Without the cryostat’s protection, the infrared detectors would misinterpret the telescope’s own heat as signal noise, which effectively ended WIRE’s primary mission.
Testing of the pyro box was challenging because of the cryostat. “It was a hydrogen dewar. You cant just load it up with hydrogen and take it into any building and test it,” explained Fafaul. “So we had to adapt and make provisions to do things a little bit differently.”
Since the cryostat itself could not be tested with the actual pyro box while filled with frozen hydrogen—otherwise known as being in its nominal, or ideal, state—the team used a pyrotechnic test unit to simulate the pyro event. The test unit had been successfully used in testing for previous Small Explorer-class missions, and was well known for being a bit finicky about false triggers. This knowledge, and a contractor’s documented explanation of a similar event, would be the foundation for dismissing a valid early-trigger event that made itself evident during spacecraft testing.
Before WIRE launched, the pyro box on the cryostat had been powered off for nearly two weeks, allowing any residual charge in the circuitry to bleed off. Residual charge turned out to be the key to maintaining a valid test configuration for the pyro box during spacecraft testing, which was occurring almost daily. When the team sent a signal to power up the system after launch, the pyro box powered on in an indeterminate state and the spacecraft immediately fired all pyro devices. The cryostat cover blew off, exposing the frozen hydrogen to the heat of the sun. It boiled off violently, sending the spacecraft into a 60-rpm spin. Without the cryostat’s protection, the infrared detectors would misinterpret the telescopes own heat as signal noise, which effectively ended WIRE’s primary mission.

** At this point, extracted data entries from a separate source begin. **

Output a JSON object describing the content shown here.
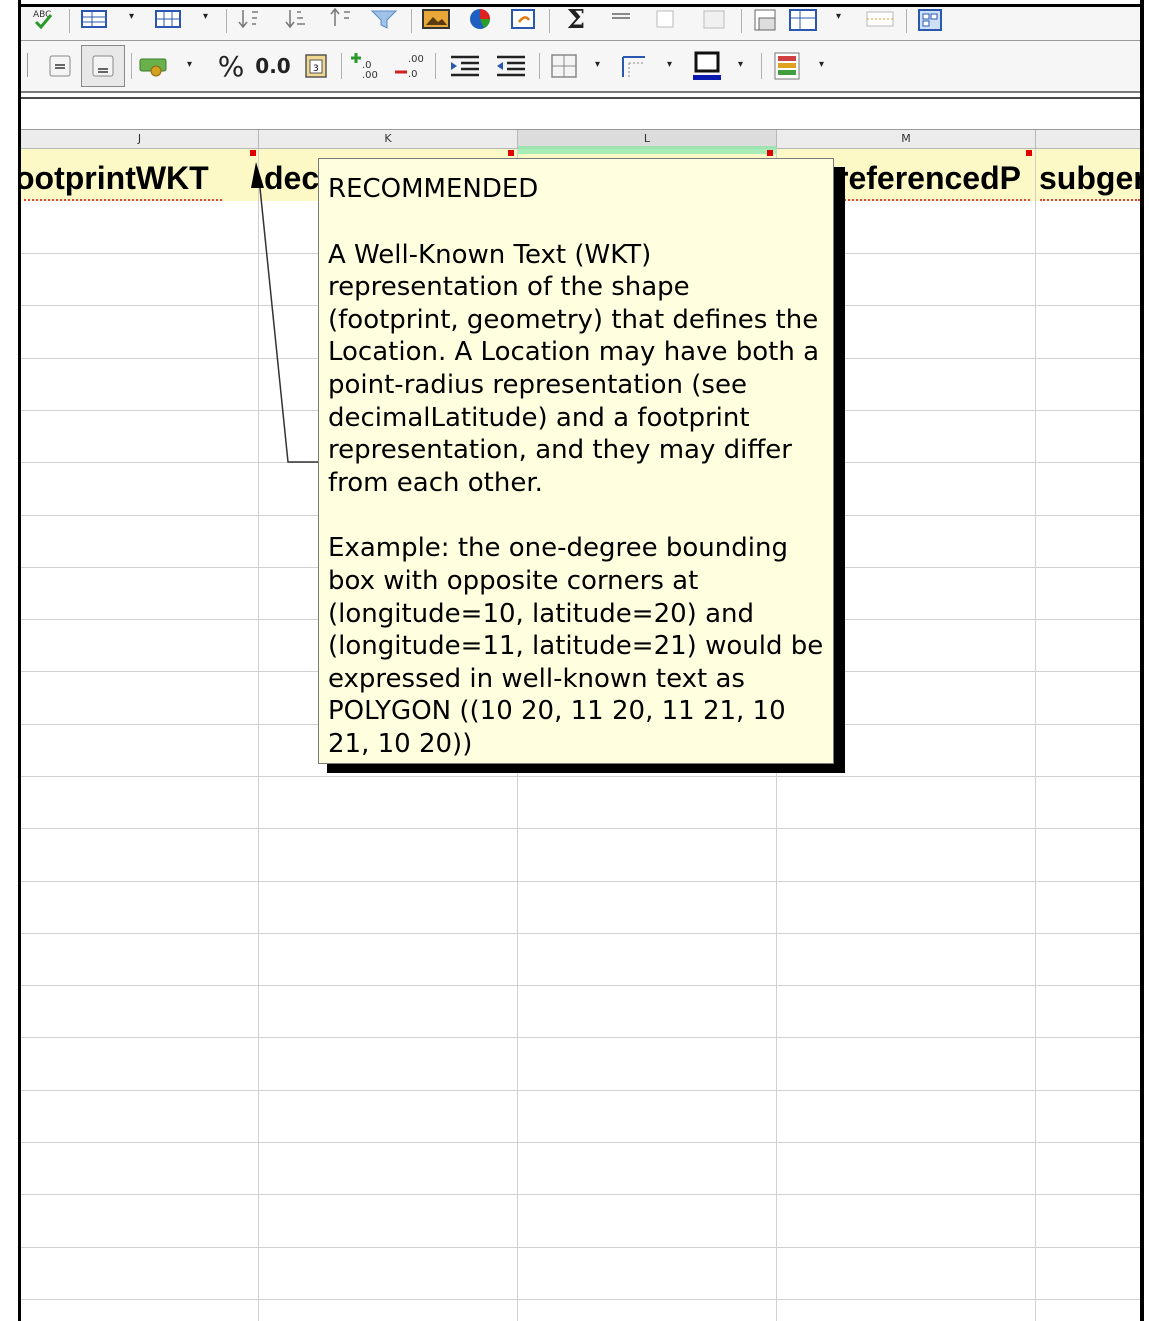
{
  "toolbar_top": {
    "sigma": "Σ"
  },
  "toolbar_format": {
    "percent": "%",
    "decimal": "0.0"
  },
  "columns": [
    "J",
    "K",
    "L",
    "M"
  ],
  "header_cells": {
    "j": "ootprintWKT",
    "k": "dec",
    "m": "referencedP",
    "n": "subger"
  },
  "comment": {
    "line1": "RECOMMENDED",
    "para1": "A Well-Known Text (WKT) representation of the shape (footprint, geometry) that defines the Location. A Location may have both a point-radius representation (see decimalLatitude) and a footprint representation, and they may differ from each other.",
    "para2": "Example: the one-degree bounding box with opposite corners at (longitude=10, latitude=20) and (longitude=11, latitude=21) would be expressed in well-known text as POLYGON ((10 20, 11 20, 11 21, 10 21, 10 20))"
  },
  "colors": {
    "header_fill": "#fdf9c6",
    "comment_fill": "#ffffe0",
    "selected_col": "#9fe3b1",
    "marker": "#e00000"
  }
}
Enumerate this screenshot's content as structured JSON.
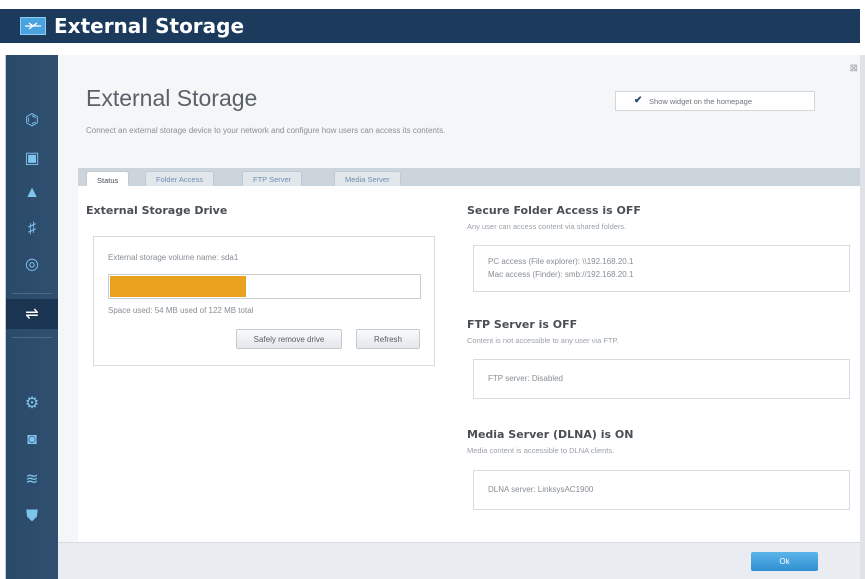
{
  "header": {
    "title": "External Storage",
    "icon": "usb-storage-icon"
  },
  "sidebar": {
    "items": [
      {
        "name": "network-map",
        "icon": "network-icon",
        "glyph": "⌬"
      },
      {
        "name": "guest-access",
        "icon": "briefcase-icon",
        "glyph": "▣"
      },
      {
        "name": "parental-controls",
        "icon": "warning-icon",
        "glyph": "▲"
      },
      {
        "name": "media-prioritization",
        "icon": "media-icon",
        "glyph": "♯"
      },
      {
        "name": "speed-test",
        "icon": "speedometer-icon",
        "glyph": "◎"
      },
      {
        "name": "external-storage",
        "icon": "usb-icon",
        "glyph": "⇌",
        "active": true
      },
      {
        "name": "connectivity",
        "icon": "gears-icon",
        "glyph": "⚙"
      },
      {
        "name": "troubleshooting",
        "icon": "camera-icon",
        "glyph": "◙"
      },
      {
        "name": "wireless",
        "icon": "wifi-icon",
        "glyph": "≋"
      },
      {
        "name": "security",
        "icon": "shield-icon",
        "glyph": "⛊"
      }
    ]
  },
  "page": {
    "heading": "External Storage",
    "description": "Connect an external storage device to your network and configure how users can access its contents.",
    "widget_checkbox_label": "Show widget on the homepage",
    "widget_checked": true
  },
  "tabs": [
    {
      "label": "Status",
      "active": true
    },
    {
      "label": "Folder Access",
      "active": false
    },
    {
      "label": "FTP Server",
      "active": false
    },
    {
      "label": "Media Server",
      "active": false
    }
  ],
  "drive": {
    "title": "External Storage Drive",
    "volume_label": "External storage volume name: sda1",
    "used_fraction": 0.44,
    "space_text": "Space used: 54 MB used of 122 MB total",
    "remove_button": "Safely remove drive",
    "refresh_button": "Refresh"
  },
  "secure_folder": {
    "title": "Secure Folder Access is OFF",
    "subtitle": "Any user can access content via shared folders.",
    "pc_access": "PC access (File explorer): \\\\192.168.20.1",
    "mac_access": "Mac access (Finder): smb://192.168.20.1"
  },
  "ftp": {
    "title": "FTP Server is OFF",
    "subtitle": "Content is not accessible to any user via FTP.",
    "status": "FTP server: Disabled"
  },
  "media": {
    "title": "Media Server (DLNA) is ON",
    "subtitle": "Media content is accessible to DLNA clients.",
    "status": "DLNA server: LinksysAC1900"
  },
  "footer": {
    "ok_label": "Ok"
  },
  "colors": {
    "header_bg": "#1b3a5c",
    "sidebar_bg": "#2a4a6a",
    "progress_fill": "#e8a21e",
    "ok_button": "#2f8fd0"
  }
}
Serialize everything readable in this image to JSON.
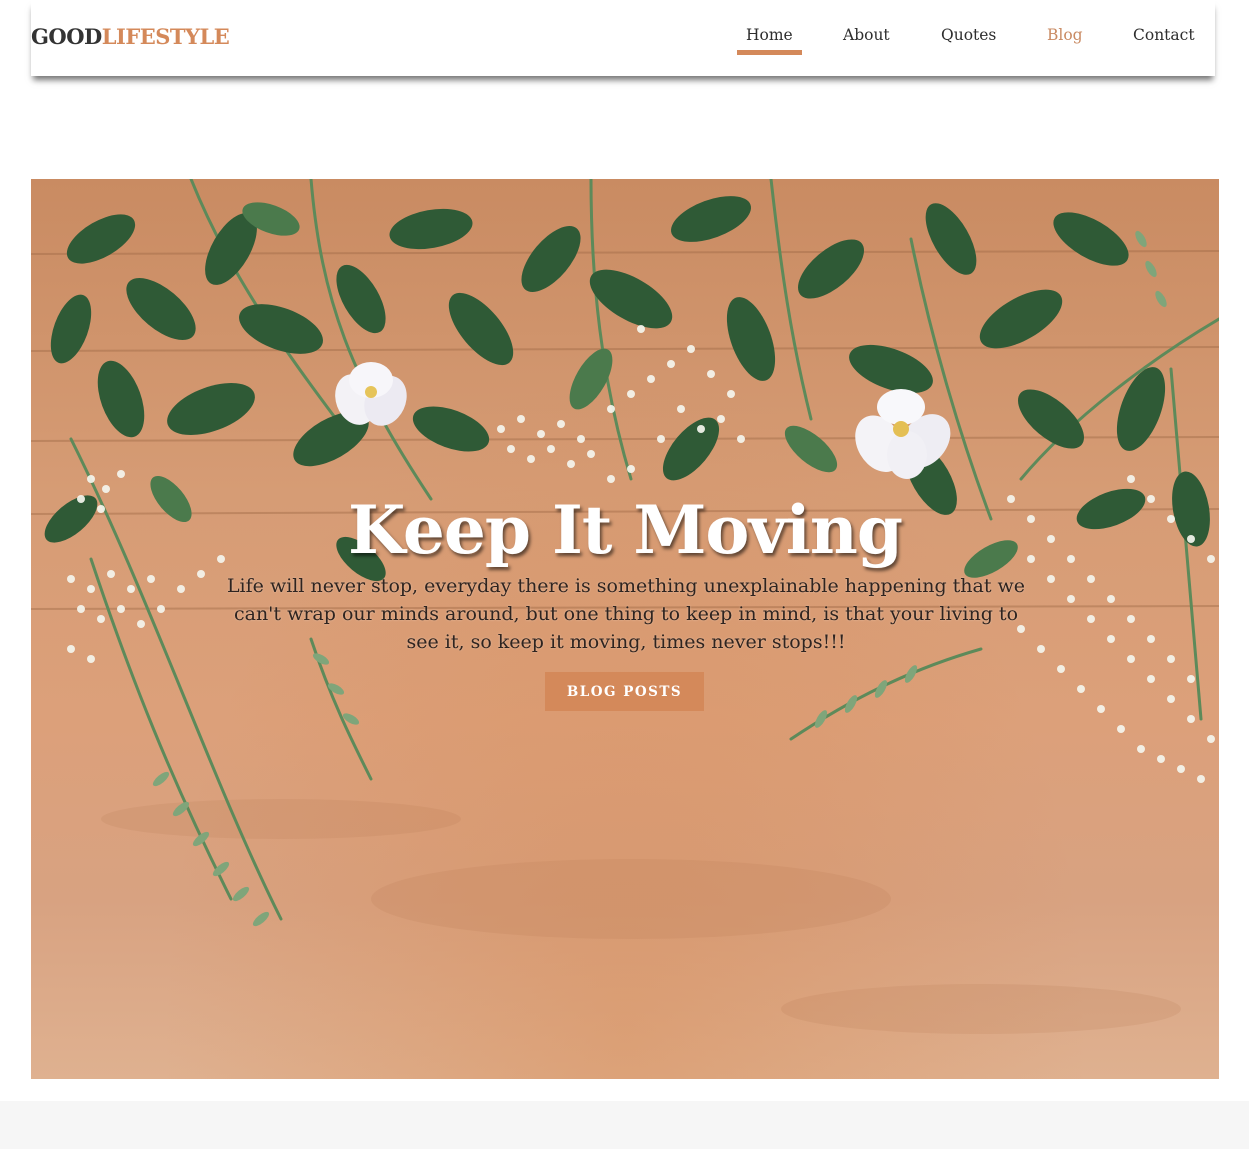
{
  "brand": {
    "part1": "GOOD",
    "part2": "LIFESTYLE"
  },
  "nav": {
    "home": "Home",
    "about": "About",
    "quotes": "Quotes",
    "blog": "Blog",
    "contact": "Contact",
    "active": "Home"
  },
  "hero": {
    "title": "Keep It Moving",
    "text": "Life will never stop, everyday there is something unexplainable happening that we can't wrap our minds around, but one thing to keep in mind, is that your living to see it, so keep it moving, times never stops!!!",
    "button_label": "BLOG POSTS"
  },
  "colors": {
    "accent": "#d4895a",
    "blog_link": "#c98a62",
    "text_dark": "#2e2e2e"
  }
}
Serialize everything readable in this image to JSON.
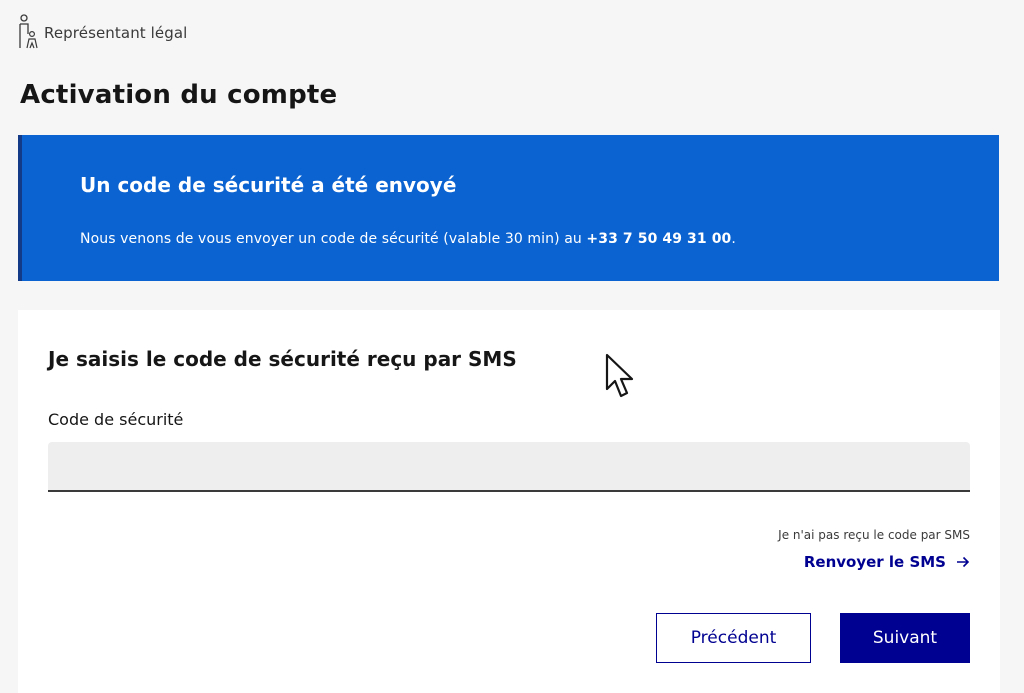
{
  "header": {
    "role_label": "Représentant légal",
    "page_title": "Activation du compte"
  },
  "notice": {
    "title": "Un code de sécurité a été envoyé",
    "text_prefix": "Nous venons de vous envoyer un code de sécurité (valable 30 min) au ",
    "phone": "+33 7 50 49 31 00",
    "text_suffix": ".",
    "background_color": "#0a63d1"
  },
  "form": {
    "title": "Je saisis le code de sécurité reçu par SMS",
    "field_label": "Code de sécurité",
    "field_value": "",
    "resend_hint": "Je n'ai pas reçu le code par SMS",
    "resend_link": "Renvoyer le SMS",
    "resend_icon": "arrow-right-icon"
  },
  "actions": {
    "previous_label": "Précédent",
    "next_label": "Suivant",
    "primary_color": "#000091"
  },
  "icons": {
    "role": "person-child-icon",
    "pointer": "mouse-cursor-icon"
  }
}
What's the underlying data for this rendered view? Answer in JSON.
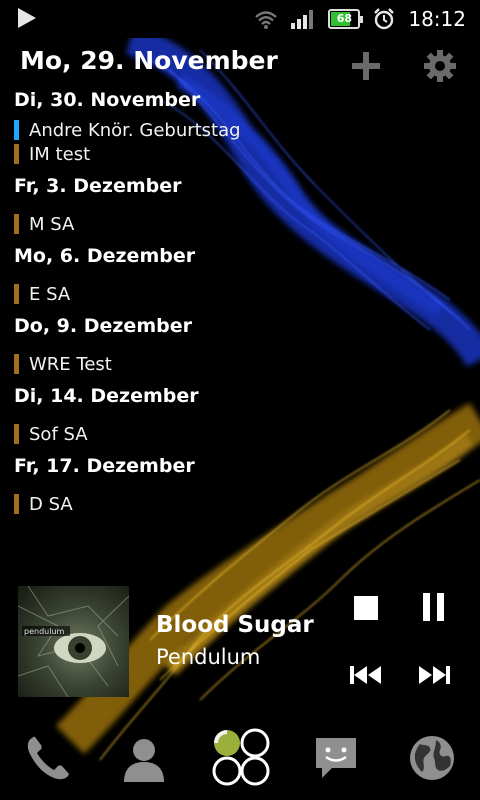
{
  "status_bar": {
    "battery_level": "68",
    "time": "18:12"
  },
  "calendar": {
    "header": "Mo, 29. November",
    "groups": [
      {
        "day": "Di, 30. November",
        "events": [
          {
            "label": "Andre Knör. Geburtstag",
            "color": "#1ea7ff"
          },
          {
            "label": "IM test",
            "color": "#a0701e"
          }
        ]
      },
      {
        "day": "Fr, 3. Dezember",
        "events": [
          {
            "label": "M SA",
            "color": "#a0701e"
          }
        ]
      },
      {
        "day": "Mo, 6. Dezember",
        "events": [
          {
            "label": "E SA",
            "color": "#a0701e"
          }
        ]
      },
      {
        "day": "Do, 9. Dezember",
        "events": [
          {
            "label": "WRE Test",
            "color": "#a0701e"
          }
        ]
      },
      {
        "day": "Di, 14. Dezember",
        "events": [
          {
            "label": "Sof SA",
            "color": "#a0701e"
          }
        ]
      },
      {
        "day": "Fr, 17. Dezember",
        "events": [
          {
            "label": "D SA",
            "color": "#a0701e"
          }
        ]
      }
    ]
  },
  "music": {
    "title": "Blood Sugar",
    "artist": "Pendulum",
    "album_text": "pendulum"
  },
  "dock": {
    "items": [
      "phone-icon",
      "contacts-icon",
      "all-apps-icon",
      "messages-icon",
      "browser-icon"
    ]
  }
}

Taking Tough Lessons to Heart
“For every shortcoming we had on WIRE, you’ll find nearly an identical shortcoming in every successful mission. Like it or not, you’re close to failure all the time,” said Fafaul.
“I’ve had seven or eight different offices since my WIRE days, and directly across from my desk you will always find my picture of WIRE,” he continued. “There are important lessons there that I want to be reminded of every day as I move through life.”
Among the tough lessons learned during WIRE, Fafaul took six especially to heart:
- Test and re-test to ensure proper application of FPGAs.
- Peer reviews are a vital part of mission design and development.
- Effective closed-loop tracking of actions helps keep everyone informed of progress or delays.
- Managing across organizational boundaries is always challenging. Don’t let respect for partnering institutions prevent insight.
- Extra vigilance is required when deviating from full-system, end-to-end testing.
- System design must consider both nominal and off-nominal scenarios and must take the time to understand and communicate anything that doesn’t look right.
“I remind everybody constantly that we are all systems engineers,” explained Fafaul. “I expect everybody, down to the administrative staff, to say something if they see or hear anything that doesn’t seem right. Remember, you need to be a team to be an A team.”
Despite the loss of its primary mission, the team managed to recover WIRE from its high-speed spin and a scientist developed a very successful secondary mission using the spacecrafts star tracker. WIRE began to study the oscillations in stars, releasing data that led to new scientific discoveries. WIRE continued to operate until the summer of 2011, when it returned to Earth.